Track 3, ‘HelpDaynaStephens.org in Gm’, Prelude’, refers to the campaign, organised by US jazz musicians, to support the saxophonist and teacher as he waits for a kidney transplant. This piece begins with some reversed sounds before the band burst into a fanfare and into a theme which fades out. While this has the word ‘prelude’ in its title, it wasn’t obvious what this would develop into – presumably that is something for future recordings.

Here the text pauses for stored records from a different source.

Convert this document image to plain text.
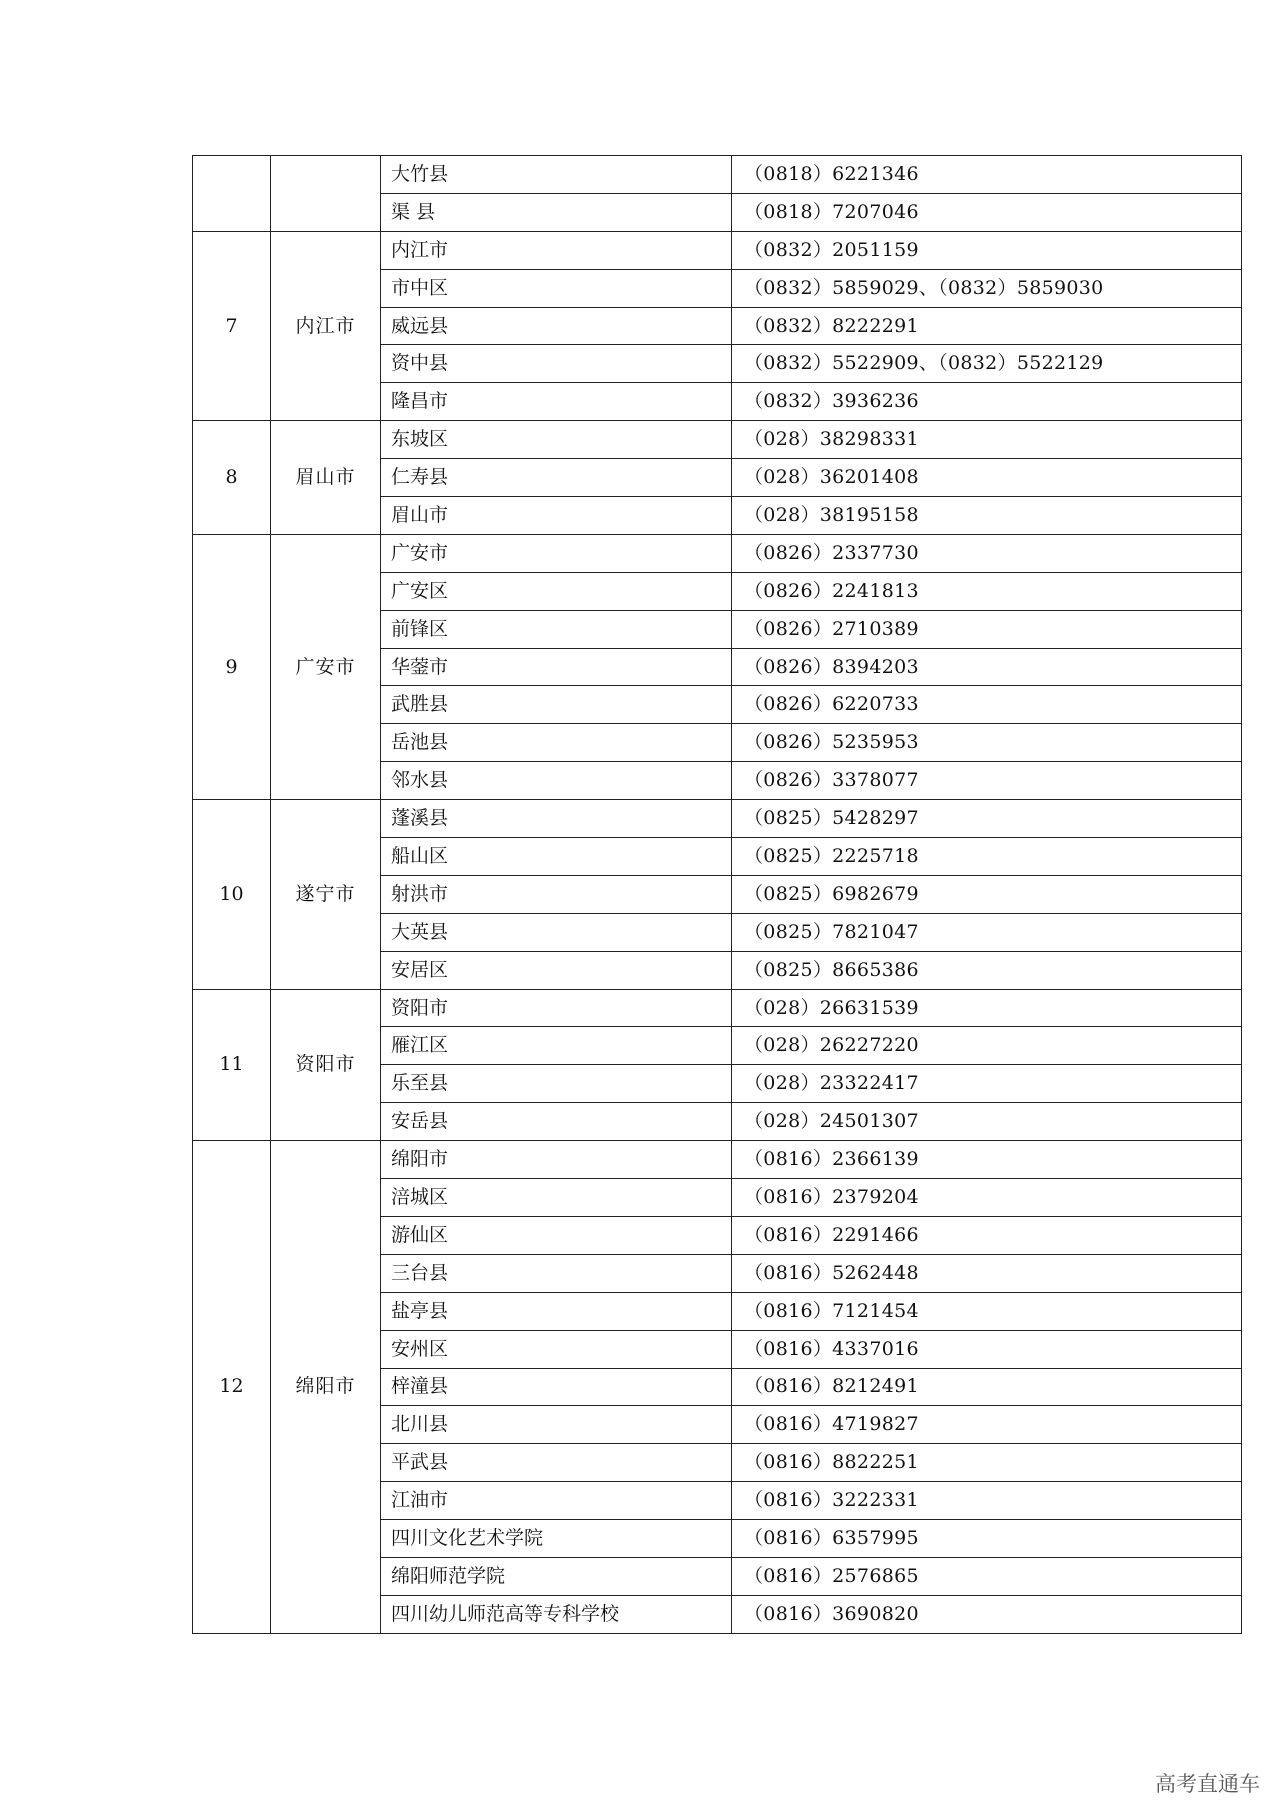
		大竹县	（0818）6221346
		渠 县	（0818）7207046
7	内江市	内江市	（0832）2051159
		市中区	（0832）5859029、（0832）5859030
		威远县	（0832）8222291
		资中县	（0832）5522909、（0832）5522129
		隆昌市	（0832）3936236
8	眉山市	东坡区	（028）38298331
		仁寿县	（028）36201408
		眉山市	（028）38195158
9	广安市	广安市	（0826）2337730
		广安区	（0826）2241813
		前锋区	（0826）2710389
		华蓥市	（0826）8394203
		武胜县	（0826）6220733
		岳池县	（0826）5235953
		邻水县	（0826）3378077
10	遂宁市	蓬溪县	（0825）5428297
		船山区	（0825）2225718
		射洪市	（0825）6982679
		大英县	（0825）7821047
		安居区	（0825）8665386
11	资阳市	资阳市	（028）26631539
		雁江区	（028）26227220
		乐至县	（028）23322417
		安岳县	（028）24501307
12	绵阳市	绵阳市	（0816）2366139
		涪城区	（0816）2379204
		游仙区	（0816）2291466
		三台县	（0816）5262448
		盐亭县	（0816）7121454
		安州区	（0816）4337016
		梓潼县	（0816）8212491
		北川县	（0816）4719827
		平武县	（0816）8822251
		江油市	（0816）3222331
		四川文化艺术学院	（0816）6357995
		绵阳师范学院	（0816）2576865
		四川幼儿师范高等专科学校	（0816）3690820
高考直通车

Track 4, ‘Yuval’s Cubism’, showcases Bareket’s bass playing with a charming solo, offset by steady drumming and gentle piano support. Track 6, ‘Who is it’, is a cover of a song from Bjork’s 2004 Medulla album. The band here plays this a fairly straight a faithful rendition, perhaps a little faster than the Bjork version, but capturing some of the odd syncopations in the original. It is always good to hear jazz bands approaching contemporary material in the manner of ‘standards’ because this helps to not only reinvigorate the repertoire but also demonstrate the timeliness (and timelessness) of the genre. The interplay between the three leads instruments as they trade solos on this track are well worth the price of the CD (or bandcamp download).